O fim de um casamento é sempre um processo delicado, especialmente quando não há acordo entre as partes envolvidas. No Brasil, o divórcio unilateral surge como uma alternativa legal para aqueles que desejam se desligar de uma união, mesmo que o outro cônjuge não concorde com essa decisão.
Esse tipo de divórcio, também chamado de divórcio impositivo, respeita o direito individual de não permanecer casado. Apesar de ser um procedimento judicial, ele não exige que o requerente justifique sua decisão, bastando manifestar sua vontade. Entenda, a seguir, como funciona o processo de divórcio unilateral no Brasil.
O que é divórcio unilateral?
O divórcio unilateral é aquele em que apenas uma das partes decide encerrar oficialmente o casamento, sem que isso dependa da aprovação do outro. Esse tipo de divórcio acontece apenas de forma judicial no Brasil, já que não há consenso entre as partes.
Mesmo assim, a pessoa que deseja se divorciar não precisa justificar o motivo nem provar que houve erro ou culpa do outro. O processo pode levar mais tempo do que um divórcio consensual, mas é garantido por lei.
Divórcio unilateral (ou impositivo) é permitido no Brasil?
O divórcio unilateral é permitido no Brasil segundo a Emenda Constitucional 66/2010. Esse texto entende que o direito ao divórcio é um direito individual, ou seja, basta que uma das pessoas não queira mais continuar casada para que o processo possa ser iniciado.
Porém, atualmente o divórcio unilateral é permitido apenas via processo judicial. A reforma do Código Civil, em discussão há alguns anos, defende a possibilidade do divórcio unilateral de forma extrajudicial, em cartório, o que agilizaria o processo.
É possível divórcio unilateral com filho menor?
Filho menor não impede a realização de um divórcio unilateral, porque esse processo precisa ser feito obrigatoriamente pela via judicial. Assim, um juiz analisará questões que envolvem o bem-estar das crianças, como guarda, convivência, pensão alimentícia e responsabilidades parentais durante o processo do divórcio unilateral.

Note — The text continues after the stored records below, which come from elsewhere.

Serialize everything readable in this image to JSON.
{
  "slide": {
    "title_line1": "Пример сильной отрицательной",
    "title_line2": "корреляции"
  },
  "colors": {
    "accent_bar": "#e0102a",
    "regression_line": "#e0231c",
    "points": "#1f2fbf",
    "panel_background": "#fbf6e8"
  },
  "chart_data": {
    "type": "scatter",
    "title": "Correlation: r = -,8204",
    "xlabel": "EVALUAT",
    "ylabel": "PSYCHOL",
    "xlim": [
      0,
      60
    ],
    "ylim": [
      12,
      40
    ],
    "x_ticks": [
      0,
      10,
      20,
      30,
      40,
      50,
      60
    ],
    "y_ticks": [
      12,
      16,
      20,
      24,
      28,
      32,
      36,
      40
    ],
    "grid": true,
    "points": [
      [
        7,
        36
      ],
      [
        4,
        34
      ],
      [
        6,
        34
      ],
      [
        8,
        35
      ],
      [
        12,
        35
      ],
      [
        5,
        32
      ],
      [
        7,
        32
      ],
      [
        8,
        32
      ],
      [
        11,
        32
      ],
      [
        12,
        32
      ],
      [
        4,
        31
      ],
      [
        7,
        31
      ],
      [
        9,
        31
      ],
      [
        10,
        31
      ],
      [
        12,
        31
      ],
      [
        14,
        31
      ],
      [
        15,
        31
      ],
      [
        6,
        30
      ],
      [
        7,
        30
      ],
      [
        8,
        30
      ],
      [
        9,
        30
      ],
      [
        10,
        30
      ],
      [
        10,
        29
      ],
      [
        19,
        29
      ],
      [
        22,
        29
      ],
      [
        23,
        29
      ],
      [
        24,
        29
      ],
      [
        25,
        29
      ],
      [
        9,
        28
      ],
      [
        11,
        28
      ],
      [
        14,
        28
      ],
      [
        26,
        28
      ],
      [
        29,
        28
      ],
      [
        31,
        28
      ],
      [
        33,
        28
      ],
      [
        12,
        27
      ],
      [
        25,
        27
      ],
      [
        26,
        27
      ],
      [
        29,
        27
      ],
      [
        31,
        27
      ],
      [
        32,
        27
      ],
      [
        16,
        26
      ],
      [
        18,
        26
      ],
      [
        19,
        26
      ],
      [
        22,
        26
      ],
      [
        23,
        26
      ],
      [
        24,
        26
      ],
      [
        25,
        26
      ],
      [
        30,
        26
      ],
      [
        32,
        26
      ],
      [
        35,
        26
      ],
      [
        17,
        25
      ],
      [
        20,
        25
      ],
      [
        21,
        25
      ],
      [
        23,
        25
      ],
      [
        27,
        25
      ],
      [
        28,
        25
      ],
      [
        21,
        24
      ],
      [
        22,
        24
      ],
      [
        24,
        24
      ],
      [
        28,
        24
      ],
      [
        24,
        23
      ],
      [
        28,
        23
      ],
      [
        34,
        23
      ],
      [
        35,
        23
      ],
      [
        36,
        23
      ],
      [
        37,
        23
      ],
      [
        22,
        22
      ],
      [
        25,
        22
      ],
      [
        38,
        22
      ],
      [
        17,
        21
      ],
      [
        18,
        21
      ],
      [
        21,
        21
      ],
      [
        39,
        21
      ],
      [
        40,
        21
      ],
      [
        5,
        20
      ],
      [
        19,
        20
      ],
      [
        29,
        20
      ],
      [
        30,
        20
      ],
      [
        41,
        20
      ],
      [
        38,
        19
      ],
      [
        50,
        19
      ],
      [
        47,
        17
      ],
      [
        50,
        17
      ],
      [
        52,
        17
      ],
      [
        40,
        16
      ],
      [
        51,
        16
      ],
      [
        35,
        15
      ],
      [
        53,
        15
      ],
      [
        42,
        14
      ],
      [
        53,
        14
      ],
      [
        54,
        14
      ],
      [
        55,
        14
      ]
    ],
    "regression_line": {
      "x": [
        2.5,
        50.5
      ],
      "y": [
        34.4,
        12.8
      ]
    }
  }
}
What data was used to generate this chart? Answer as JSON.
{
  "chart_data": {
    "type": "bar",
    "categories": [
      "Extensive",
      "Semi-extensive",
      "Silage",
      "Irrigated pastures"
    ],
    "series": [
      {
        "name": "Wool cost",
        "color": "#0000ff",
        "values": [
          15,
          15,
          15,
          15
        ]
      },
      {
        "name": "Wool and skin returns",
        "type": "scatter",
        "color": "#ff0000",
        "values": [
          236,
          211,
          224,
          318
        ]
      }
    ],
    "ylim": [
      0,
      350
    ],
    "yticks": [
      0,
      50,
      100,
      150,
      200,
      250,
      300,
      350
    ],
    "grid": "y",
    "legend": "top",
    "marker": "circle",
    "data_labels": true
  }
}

Portanto, mesmo que o outro cônjuge não queira o divórcio, ele será concedido — mas a guarda e as demais responsabilidades precisam ser definidas judicialmente com a participação de ambos.
Requisitos para o divórcio unilateral
A seguir, estão os principais pontos que devem ser considerados para fazer o pedido de divórcio unilateral.
1. Presença de advogado
A parte que solicita o divórcio precisa estar assistida por um advogado, seja particular ou da defensoria pública. Ele será responsável por orientar sobre o procedimento, reunir os documentos e garantir que os direitos do requerente sejam respeitados.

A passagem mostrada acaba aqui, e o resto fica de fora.